Whether these actions are necessary to the functioning of an intelligence agency - as some Pakistani officials suggest - is a moot question, but there is no denying that the ISI remains one of the most important institutions not only in Pakistan or the Indian subcontinent but also in the global war on jihadi terror.
It is thus surprising that no serious, in-depth scholarship about the ISI is publicly available. Hein G. Kiessling's Faith, Unity, Discipline: The ISI of Pakistan fills that gap to a considerable extent. The ISI, it is often forgotten, was established during the 1948 Kashmir War between India and Pakistan by the Melbourne-born British army officer, Major General Walter Joseph Cawthorne.
Contrary to some accounts, the ISI was not modelled after Iran's intelligence service, the SAVAK (set up in 1950), nor was it trained by the SDECE, the French intelligence agency established in 1947. The first training and equipment for the ISI came from the MI6 and the CIA.
Cawthorne's ISI included officials not only from the Pakistan army but also Muslim intelligence personnel from the pre-Partition Intelligence Bureau. These civilian experts formed the backbone of the ISI in the early years, when it had no internal intelligence collection role in Pakistan, except for in the Northern Areas and Pakistan-occupied Kashmir.
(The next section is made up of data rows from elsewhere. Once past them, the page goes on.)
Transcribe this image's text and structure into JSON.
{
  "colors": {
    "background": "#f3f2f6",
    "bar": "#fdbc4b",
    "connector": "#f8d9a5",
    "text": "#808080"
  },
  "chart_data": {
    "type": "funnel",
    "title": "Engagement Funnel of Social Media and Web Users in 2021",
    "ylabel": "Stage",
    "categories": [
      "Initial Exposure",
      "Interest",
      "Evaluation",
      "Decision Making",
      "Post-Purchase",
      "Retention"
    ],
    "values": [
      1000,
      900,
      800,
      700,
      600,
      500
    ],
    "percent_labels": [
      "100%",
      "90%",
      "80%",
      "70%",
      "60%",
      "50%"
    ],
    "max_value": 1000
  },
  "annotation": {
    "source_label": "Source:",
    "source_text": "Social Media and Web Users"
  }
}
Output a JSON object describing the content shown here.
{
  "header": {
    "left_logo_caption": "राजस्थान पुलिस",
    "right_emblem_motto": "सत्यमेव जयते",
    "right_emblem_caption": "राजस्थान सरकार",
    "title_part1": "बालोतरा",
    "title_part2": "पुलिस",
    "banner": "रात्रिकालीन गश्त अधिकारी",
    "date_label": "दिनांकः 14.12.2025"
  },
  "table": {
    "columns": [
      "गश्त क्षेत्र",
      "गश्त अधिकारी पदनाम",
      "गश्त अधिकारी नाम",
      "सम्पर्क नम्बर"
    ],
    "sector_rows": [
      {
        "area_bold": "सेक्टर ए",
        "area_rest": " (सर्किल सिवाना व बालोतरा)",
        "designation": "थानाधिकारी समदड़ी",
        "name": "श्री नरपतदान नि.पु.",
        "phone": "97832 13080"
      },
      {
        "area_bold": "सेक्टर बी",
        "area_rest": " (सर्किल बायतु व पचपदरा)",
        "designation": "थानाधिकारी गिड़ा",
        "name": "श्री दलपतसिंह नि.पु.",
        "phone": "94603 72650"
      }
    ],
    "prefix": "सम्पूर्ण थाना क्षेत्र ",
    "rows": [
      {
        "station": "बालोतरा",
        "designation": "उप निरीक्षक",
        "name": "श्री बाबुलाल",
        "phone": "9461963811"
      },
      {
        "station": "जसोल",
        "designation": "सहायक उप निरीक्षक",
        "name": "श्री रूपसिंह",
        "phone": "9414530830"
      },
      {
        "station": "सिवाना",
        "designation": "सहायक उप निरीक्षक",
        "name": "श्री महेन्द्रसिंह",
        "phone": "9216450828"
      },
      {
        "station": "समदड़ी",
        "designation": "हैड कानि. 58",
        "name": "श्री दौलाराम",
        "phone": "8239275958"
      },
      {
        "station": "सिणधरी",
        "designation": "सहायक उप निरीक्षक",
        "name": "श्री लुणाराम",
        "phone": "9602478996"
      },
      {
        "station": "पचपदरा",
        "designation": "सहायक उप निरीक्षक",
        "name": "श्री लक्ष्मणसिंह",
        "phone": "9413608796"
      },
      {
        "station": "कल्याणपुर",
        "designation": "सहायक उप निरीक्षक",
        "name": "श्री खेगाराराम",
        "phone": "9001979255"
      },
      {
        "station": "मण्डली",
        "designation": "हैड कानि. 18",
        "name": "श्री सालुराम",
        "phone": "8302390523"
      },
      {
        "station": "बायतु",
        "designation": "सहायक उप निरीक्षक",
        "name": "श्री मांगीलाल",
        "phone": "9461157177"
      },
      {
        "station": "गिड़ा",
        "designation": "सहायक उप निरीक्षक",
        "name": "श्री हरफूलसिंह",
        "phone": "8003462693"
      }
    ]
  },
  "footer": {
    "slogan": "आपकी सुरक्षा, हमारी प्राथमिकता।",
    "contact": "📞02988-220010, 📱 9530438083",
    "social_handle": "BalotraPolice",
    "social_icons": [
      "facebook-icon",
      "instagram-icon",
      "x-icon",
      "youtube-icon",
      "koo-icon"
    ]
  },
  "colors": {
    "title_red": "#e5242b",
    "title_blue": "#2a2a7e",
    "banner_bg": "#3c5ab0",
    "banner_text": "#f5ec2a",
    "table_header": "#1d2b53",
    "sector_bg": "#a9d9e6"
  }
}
By the time Ayub Khan took over the reins of power in 1958, the role of ISI had changed. Internal political intelligence became its focus of activity, which included warning, threatening and, in some cases, even eliminating political personalities opposed to the military administration.
The effect of ISI's meddling in domestic politics took its toll on the professional capabilities of the agency, which became obvious during the 1965 India-Pakistan War. ISI had been given a major responsibility in Operation Gibraltar to instigate the Kashmiris to rise against the Indian rule, but it failed miserably. Its contacts in Kashmir and in India simply went incommunicado and the ISI was blinded politically and militarily.
During the military conflict that followed, the ISI was unable to locate and pinpoint the movement of Indian troops. After the war, Kiessling tells us, Ayub set up a committee under Yahya Khan to enquire into the shortcomings of the intelligence agencies. The report passed most of the blame on to the civilian IB, thereby shielding the military-run ISI - and MI - from criticism.
The ISI's record in the 1971 War was slightly better. It was able to get a lot of information about Indian plans but that came on the back of its failure to read the domestic political scene in East Pakistan. The ISI really came into own, as the book shows in great detail, after the Soviet invasion of Afghanistan in July 1979, when it became the conduit and controller for all financial and military assistance to the Afghan fighters. Although ISI had started creating trouble in Afghanistan during the Bhutto years, the American dream, in President Carter's NSA Zbigniew Brzenisnki's words, "to give the USSR their Vietnam war" played into Pakistan's hands.
India had to bear the brunt of ISI's power in Punjab, as it started actively supporting the Khalistan movement. The Indian agencies responded in kind, most famously, as is believed, by taking off the Ojhri ammunition depot outside Rawalpindi. It was followed by a thaw between the two sides. The heads of ISI and R&AW even met on a couple of occasions to discuss a détente. After the Soviet withdrawal from Afghanistan, the ISI devoted its resources towards fomenting an insurgency in Kashmir, which continues to this day.
The terror strikes seen across India in the last two decades are believed to bear ISI's imprint, which the world was finally convinced of after the 2008 Mumbai terror attacks. Hurt by the global ostracism, the ISI seems to have since taken a less visible role in anti-India operations.
But it is an intelligence agency India and Indians remain wary of. Writing a book about any intelligence agency is a challenge and it becomes manifold in case of a country like Pakistan where the army and the ISI dominate the state and the society.
The book is largely based on open source material and confidential interviews with retired military officials. Kiessling, a political scientist and historian, is helped by the fact that he lived for 13 years in Pakistan and has travelled twice every year to the region since 2004. Those looking for new revelations about the ISI may be disappointed but it remains invaluable as a detailed chronology of the intelligence agency since its formation.